SIM Farms
A UK government consultation paper of May 2023 proposes to ban the manufacture, import, sale, hire, possession and/or use of SIM farms regardless of what they might be used for.
A SIM Farm or SIM Box is a device that holds multiple SIM Cards allowing numerous SMS messages to be sent in a very short time. These devices are currently legal in the UK. An example 32-port 4G compatible device being advertised on Ali Express for £1,712. There will also be software costs and no guarantee that this particular device will work with modern software and hardware. Doubtless the enterprising criminal buyer will do their homework to ensure a functioning set up. A raid by Ukrainian police in December 2022 shows racks of SIM Boxes supporting 500 or more individual cards. In this case the farm was allegedly being used to distribute propaganda supporting the Russian invasion of Ukraine. The UK government does not see a need for SIM Boxes supporting more than 4 separate SIM cards, one for each mobile network operating in the UK.
SIM Boxes facilitate the relatively simplistic attacks that target a large number of individuals in the hope of finding a willing mark. SMS scams could include a link to a compromised website that installs malware. Smishing attacks might harvest personal information or be the beginning of a chain leading to financial fraud. Kindus discussed the medium of SMS for fake delivery scams in 2022. A Guardian report of April 2023 alleges that it is the immediacy of text messages and the ease with which they can be picked up and responded to that makes them a better medium for scams than email messages. The text of a message itself cannot do any harm (besides time wasting and annoyance) as long as the recipient does not interact with or reply to it. UK government advice is that any suspect text should be forwarded to 7726.
The advantage to the fraudster of the SIM Box is that any fraud will be traced back to the SIM cards on the farm. These will have been obtained cheaply or stolen and are linked to the SIM card network provider who in turn is unlikely to have a genuine contract with the sender. SIM Farm operations are often set up in countries where texts are free or at a low cost further reducing running costs for the scam. SIM Boxes can be supported by technology that mimics the behaviour of human operated devices such as the provision for SIM cards in the farm to text each other; reducing the capability of network providers to block them.

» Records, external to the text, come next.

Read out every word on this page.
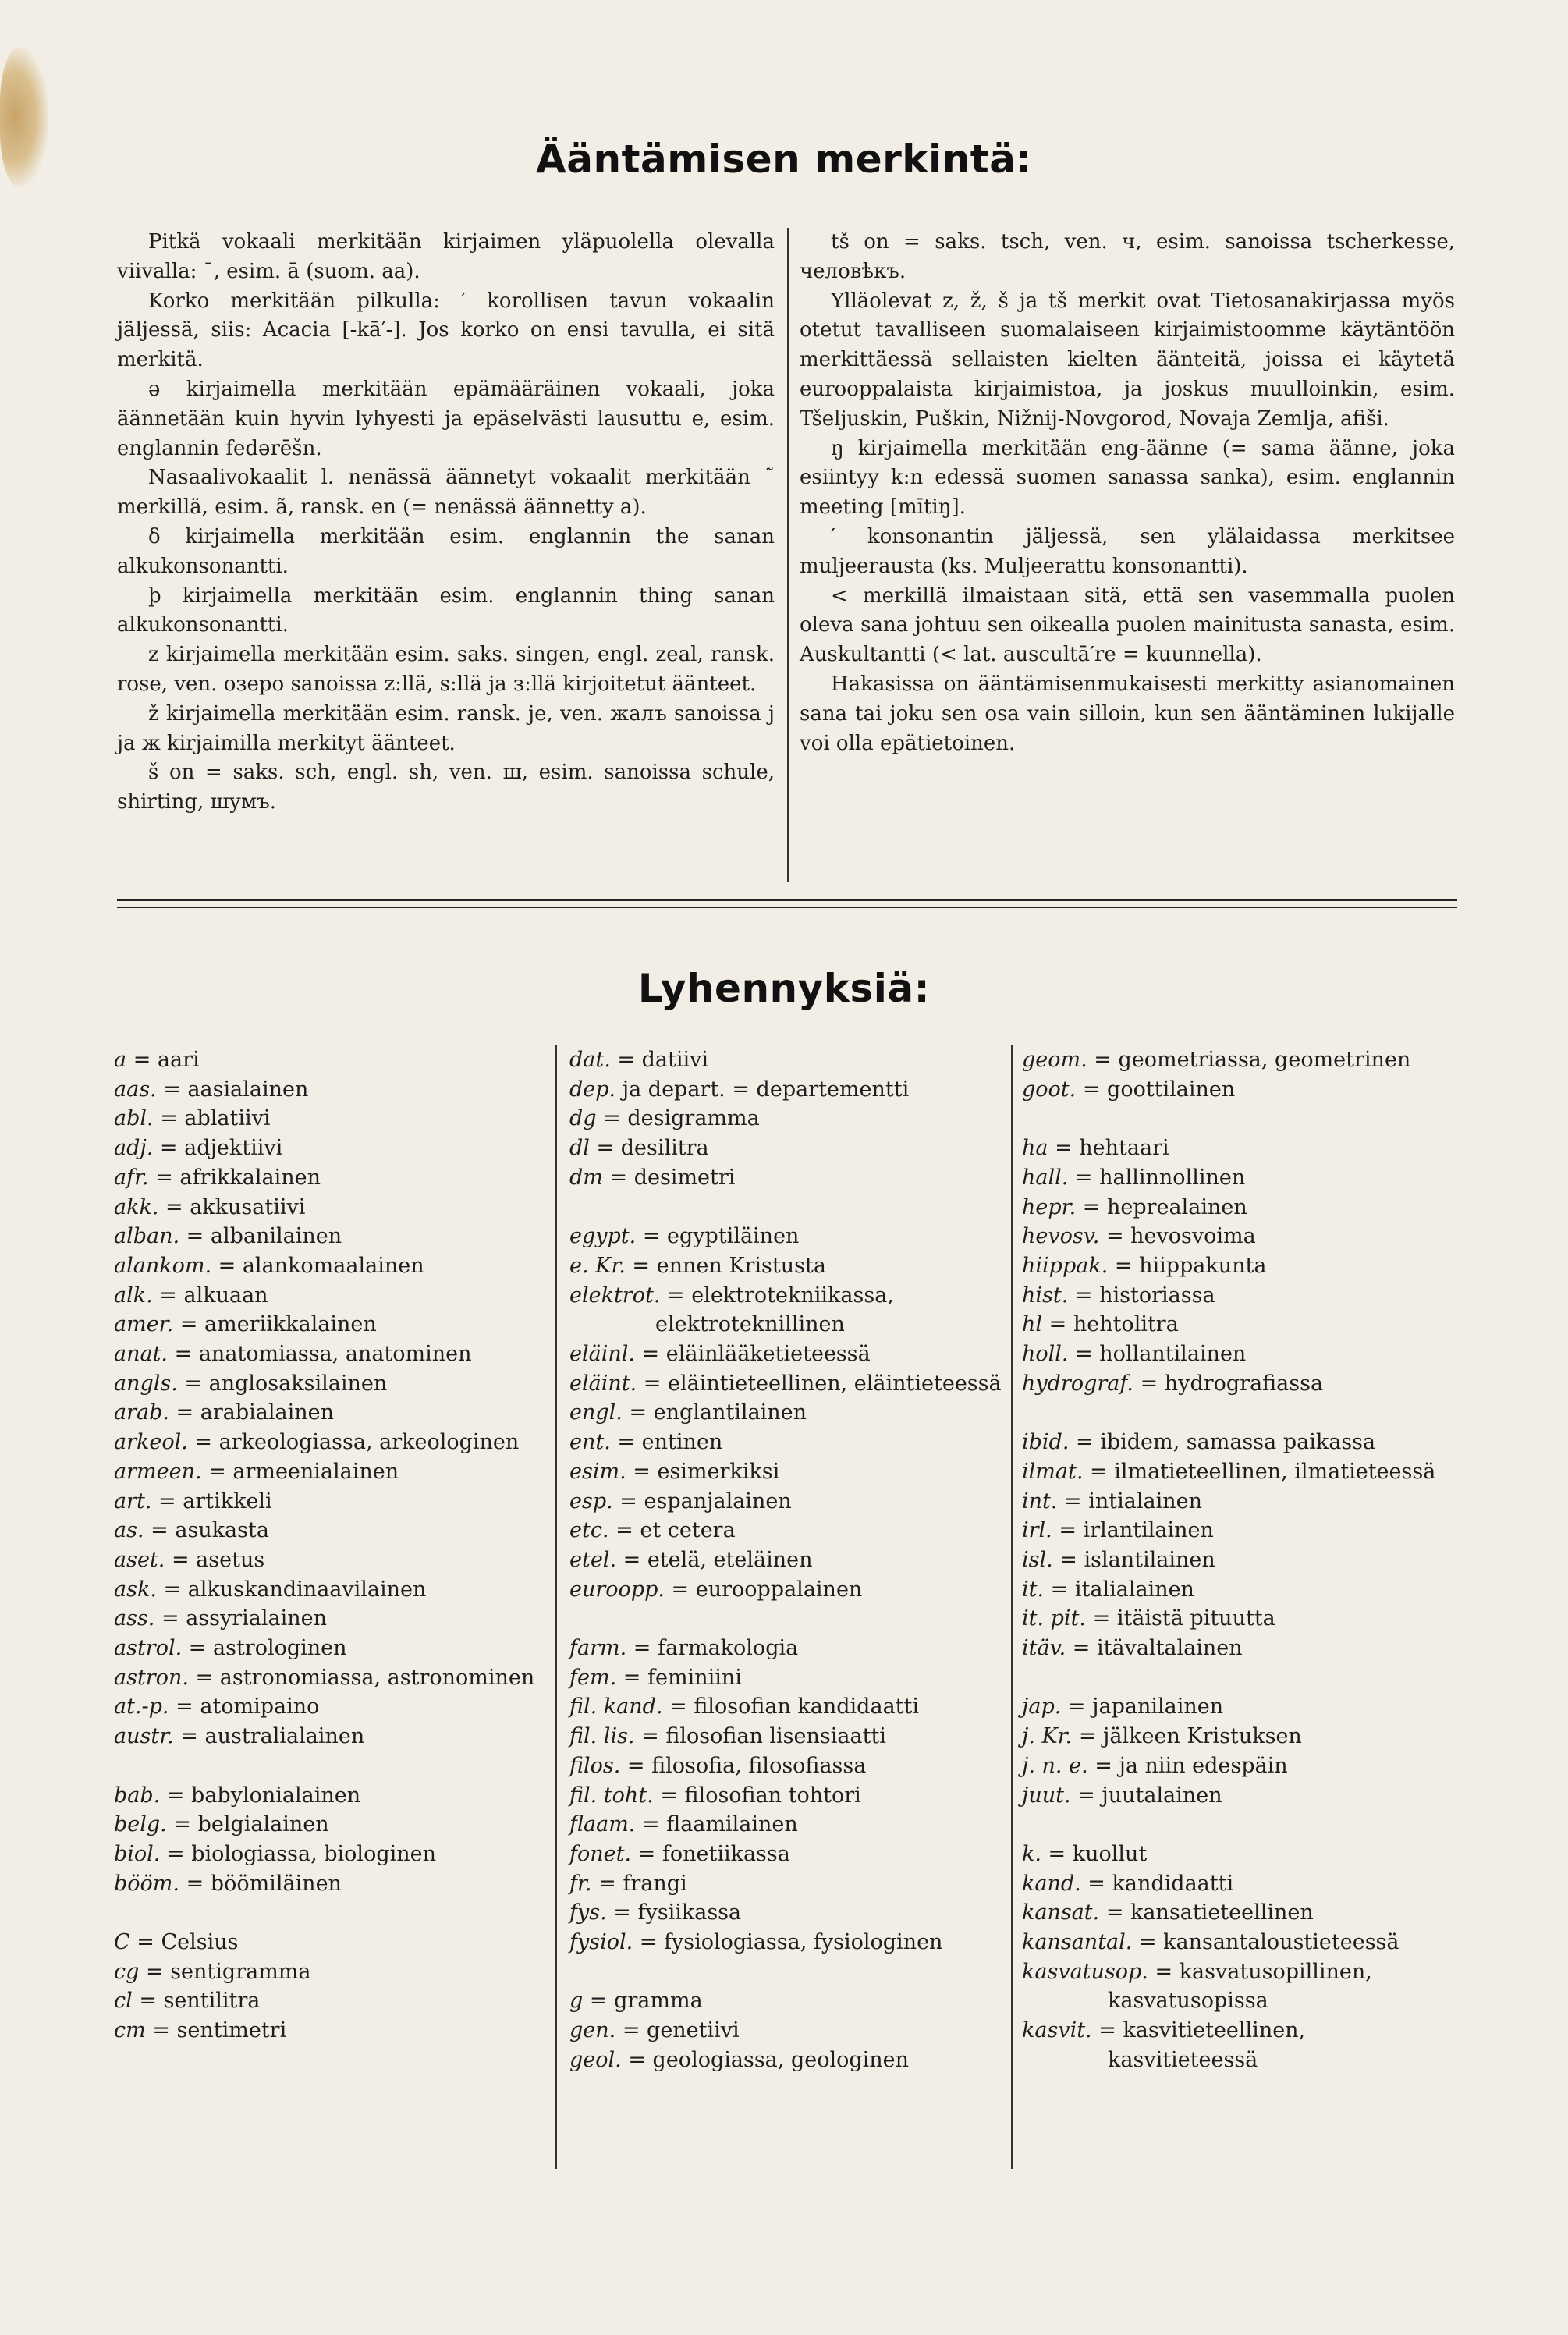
Ääntämisen merkintä:

Pitkä vokaali merkitään kirjaimen yläpuolella olevalla viivalla: ¯, esim. ā (suom. aa).

Korko merkitään pilkulla: ′ korollisen tavun vokaalin jäljessä, siis: Acacia [-kā′-]. Jos korko on ensi tavulla, ei sitä merkitä.

ə kirjaimella merkitään epämääräinen vokaali, joka äännetään kuin hyvin lyhyesti ja epäselvästi lausuttu e, esim. englannin fedərēšn.

Nasaalivokaalit l. nenässä äännetyt vokaalit merkitään ˜ merkillä, esim. ã, ransk. en (= nenässä äännetty a).

δ kirjaimella merkitään esim. englannin the sanan alkukonsonantti.

þ kirjaimella merkitään esim. englannin thing sanan alkukonsonantti.

z kirjaimella merkitään esim. saks. singen, engl. zeal, ransk. rose, ven. озеро sanoissa z:llä, s:llä ja з:llä kirjoitetut äänteet.

ž kirjaimella merkitään esim. ransk. je, ven. жалъ sanoissa j ja ж kirjaimilla merkityt äänteet.

š on = saks. sch, engl. sh, ven. ш, esim. sanoissa schule, shirting, шумъ.

tš on = saks. tsch, ven. ч, esim. sanoissa tscherkesse, человѣкъ.

Ylläolevat z, ž, š ja tš merkit ovat Tietosanakirjassa myös otetut tavalliseen suomalaiseen kirjaimistoomme käytäntöön merkittäessä sellaisten kielten äänteitä, joissa ei käytetä eurooppalaista kirjaimistoa, ja joskus muulloinkin, esim. Tšeljuskin, Puškin, Nižnij-Novgorod, Novaja Zemlja, afiši.

ŋ kirjaimella merkitään eng-äänne (= sama äänne, joka esiintyy k:n edessä suomen sanassa sanka), esim. englannin meeting [mītiŋ].

′ konsonantin jäljessä, sen ylälaidassa merkitsee muljeerausta (ks. Muljeerattu konsonantti).

< merkillä ilmaistaan sitä, että sen vasemmalla puolen oleva sana johtuu sen oikealla puolen mainitusta sanasta, esim. Auskultantti (< lat. auscultā′re = kuunnella).

Hakasissa on ääntämisenmukaisesti merkitty asianomainen sana tai joku sen osa vain silloin, kun sen ääntäminen lukijalle voi olla epätietoinen.

Lyhennyksiä:
a = aari
aas. = aasialainen
abl. = ablatiivi
adj. = adjektiivi
afr. = afrikkalainen
akk. = akkusatiivi
alban. = albanilainen
alankom. = alankomaalainen
alk. = alkuaan
amer. = ameriikkalainen
anat. = anatomiassa, anatominen
angls. = anglosaksilainen
arab. = arabialainen
arkeol. = arkeologiassa, arkeologinen
armeen. = armeenialainen
art. = artikkeli
as. = asukasta
aset. = asetus
ask. = alkuskandinaavilainen
ass. = assyrialainen
astrol. = astrologinen
astron. = astronomiassa, astronominen
at.-p. = atomipaino
austr. = australialainen
bab. = babylonialainen
belg. = belgialainen
biol. = biologiassa, biologinen
bööm. = böömiläinen
C = Celsius
cg = sentigramma
cl = sentilitra
cm = sentimetri
dat. = datiivi
dep. ja depart. = departementti
dg = desigramma
dl = desilitra
dm = desimetri
egypt. = egyptiläinen
e. Kr. = ennen Kristusta
elektrot. = elektrotekniikassa, elektroteknillinen
eläinl. = eläinlääketieteessä
eläint. = eläintieteellinen, eläintieteessä
engl. = englantilainen
ent. = entinen
esim. = esimerkiksi
esp. = espanjalainen
etc. = et cetera
etel. = etelä, eteläinen
euroopp. = eurooppalainen
farm. = farmakologia
fem. = feminiini
fil. kand. = filosofian kandidaatti
fil. lis. = filosofian lisensiaatti
filos. = filosofia, filosofiassa
fil. toht. = filosofian tohtori
flaam. = flaamilainen
fonet. = fonetiikassa
fr. = frangi
fys. = fysiikassa
fysiol. = fysiologiassa, fysiologinen
g = gramma
gen. = genetiivi
geol. = geologiassa, geologinen
geom. = geometriassa, geometrinen
goot. = goottilainen
ha = hehtaari
hall. = hallinnollinen
hepr. = heprealainen
hevosv. = hevosvoima
hiippak. = hiippakunta
hist. = historiassa
hl = hehtolitra
holl. = hollantilainen
hydrograf. = hydrografiassa
ibid. = ibidem, samassa paikassa
ilmat. = ilmatieteellinen, ilmatieteessä
int. = intialainen
irl. = irlantilainen
isl. = islantilainen
it. = italialainen
it. pit. = itäistä pituutta
itäv. = itävaltalainen
jap. = japanilainen
j. Kr. = jälkeen Kristuksen
j. n. e. = ja niin edespäin
juut. = juutalainen
k. = kuollut
kand. = kandidaatti
kansat. = kansatieteellinen
kansantal. = kansantaloustieteessä
kasvatusop. = kasvatusopillinen, kasvatusopissa
kasvit. = kasvitieteellinen, kasvitieteessä
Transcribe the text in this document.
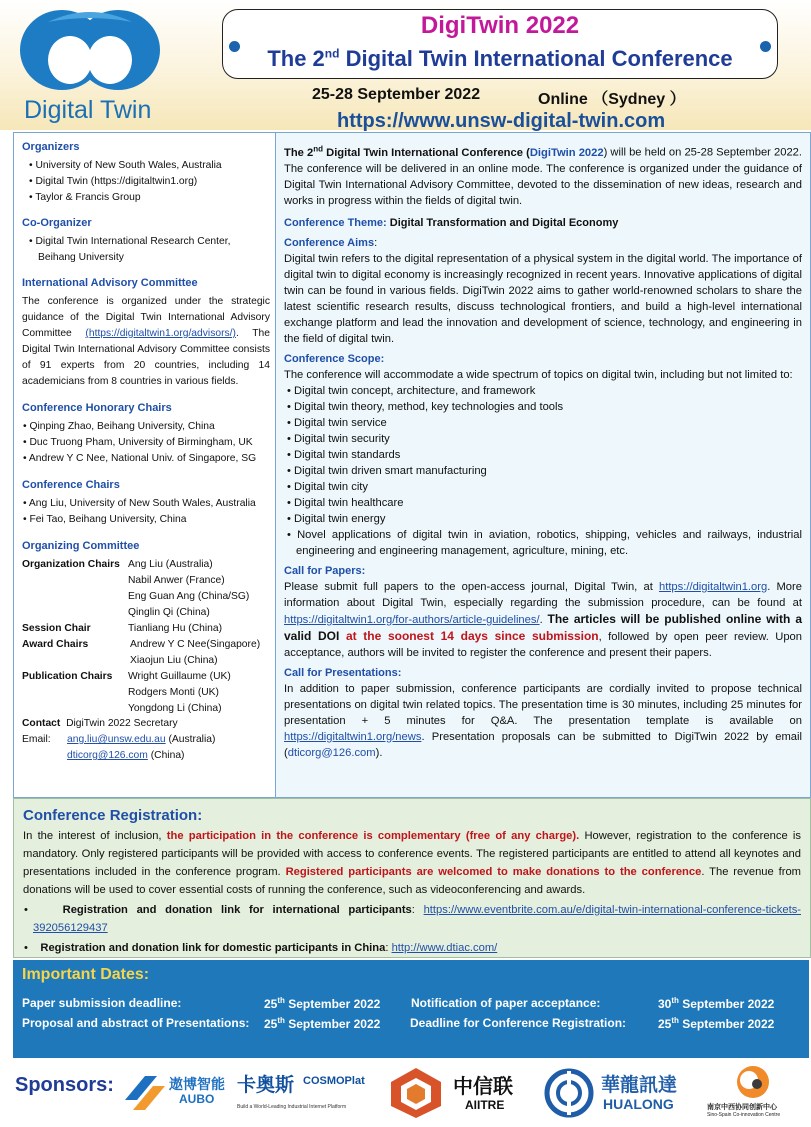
Digital Twin
DigiTwin 2022
The 2nd Digital Twin International Conference
25-28 September 2022	Online （Sydney ）
https://www.unsw-digital-twin.com
Organizers
• University of New South Wales, Australia
• Digital Twin (https://digitaltwin1.org)
• Taylor & Francis Group
Co-Organizer
• Digital Twin International Research Center, Beihang University
International Advisory Committee
The conference is organized under the strategic guidance of the Digital Twin International Advisory Committee (https://digitaltwin1.org/advisors/). The Digital Twin International Advisory Committee consists of 91 experts from 20 countries, including 14 academicians from 8 countries in various fields.
Conference Honorary Chairs
• Qinping Zhao, Beihang University, China
• Duc Truong Pham, University of Birmingham, UK
• Andrew Y C Nee, National Univ. of Singapore, SG
Conference Chairs
• Ang Liu, University of New South Wales, Australia
• Fei Tao, Beihang University, China
Organizing Committee
Organization Chairs Ang Liu (Australia)
Nabil Anwer (France)
Eng Guan Ang (China/SG)
Qinglin Qi (China)
Session Chair	Tianliang Hu (China)
Award Chairs	Andrew Y C Nee(Singapore)
Xiaojun Liu (China)
Publication Chairs Wright Guillaume (UK)
Rodgers Monti (UK)
Yongdong Li (China)
Contact DigiTwin 2022 Secretary
Email: ang.liu@unsw.edu.au (Australia)
dticorg@126.com (China)
The 2nd Digital Twin International Conference (DigiTwin 2022) will be held on 25-28 September 2022. The conference will be delivered in an online mode. The conference is organized under the guidance of Digital Twin International Advisory Committee, devoted to the dissemination of new ideas, research and works in progress within the fields of digital twin.
Conference Theme: Digital Transformation and Digital Economy
Conference Aims:
Digital twin refers to the digital representation of a physical system in the digital world. The importance of digital twin to digital economy is increasingly recognized in recent years. Innovative applications of digital twin can be found in various fields. DigiTwin 2022 aims to gather world-renowned scholars to share the latest scientific research results, discuss technological frontiers, and build a high-level international exchange platform and lead the innovation and development of science, technology, and engineering in the field of digital twin.
Conference Scope:
The conference will accommodate a wide spectrum of topics on digital twin, including but not limited to:
• Digital twin concept, architecture, and framework
• Digital twin theory, method, key technologies and tools
• Digital twin service
• Digital twin security
• Digital twin standards
• Digital twin driven smart manufacturing
• Digital twin city
• Digital twin healthcare
• Digital twin energy
• Novel applications of digital twin in aviation, robotics, shipping, vehicles and railways, industrial engineering and engineering management, agriculture, mining, etc.
Call for Papers:
Please submit full papers to the open-access journal, Digital Twin, at https://digitaltwin1.org. More information about Digital Twin, especially regarding the submission procedure, can be found at https://digitaltwin1.org/for-authors/article-guidelines/. The articles will be published online with a valid DOI at the soonest 14 days since submission, followed by open peer review. Upon acceptance, authors will be invited to register the conference and present their papers.
Call for Presentations:
In addition to paper submission, conference participants are cordially invited to propose technical presentations on digital twin related topics. The presentation time is 30 minutes, including 25 minutes for presentation + 5 minutes for Q&A. The presentation template is available on https://digitaltwin1.org/news. Presentation proposals can be submitted to DigiTwin 2022 by email (dticorg@126.com).
Conference Registration:
In the interest of inclusion, the participation in the conference is complementary (free of any charge). However, registration to the conference is mandatory. Only registered participants will be provided with access to conference events. The registered participants are entitled to attend all keynotes and presentations included in the conference program. Registered participants are welcomed to make donations to the conference. The revenue from donations will be used to cover essential costs of running the conference, such as videoconferencing and awards.
•    Registration and donation link for international participants: https://www.eventbrite.com.au/e/digital-twin-international-conference-tickets-392056129437
•    Registration and donation link for domestic participants in China: http://www.dtiac.com/
Important Dates:
Paper submission deadline:	25th September 2022
Proposal and abstract of Presentations: 25th September 2022
Notification of paper acceptance:	30th September 2022
Deadline for Conference Registration:	25th September 2022
Sponsors:	遨博智能
AUBO
卡奥斯 COSMOPlat
Build a World-Leading Industrial Internet Platform
中信联
AIITRE
華龍訊達
HUALONG	南京中西协同创新中心
Sino-Spain Co-innovation Centre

There is also a legal if sneaky use of SIM Boxes to send multiple texts. This is in the field of marketing and business communications where a body wants to send text messages to large numbers of legitimate contacts. Uses could include marketing, competitions, delivery notifications and appointment reminders. Data networks prefer that such bodies make use of their A2P (Application to Person) services. These will read data directly from a database and handle the individual replies at great speed. Emitrr quote A2P message rates of 4,500 per minute and up to 200,000 messages per day. The global business spending on A2P in 2022 is claimed to be $(US)32 Billion. Although dedicated messaging systems such as WhatsApp are cutting into the SMS market share the SIM Box software can be used to send bulk messages to these and social media platforms as well. The SIM Farm approach is cheaper than A2P and could be used to avoid legislation such as GDPR because the source is harder to regulate. The nature of the SIM Box traffic is also less optimised than through A2P so large volumes of transmissions are more likely to slow down the data network.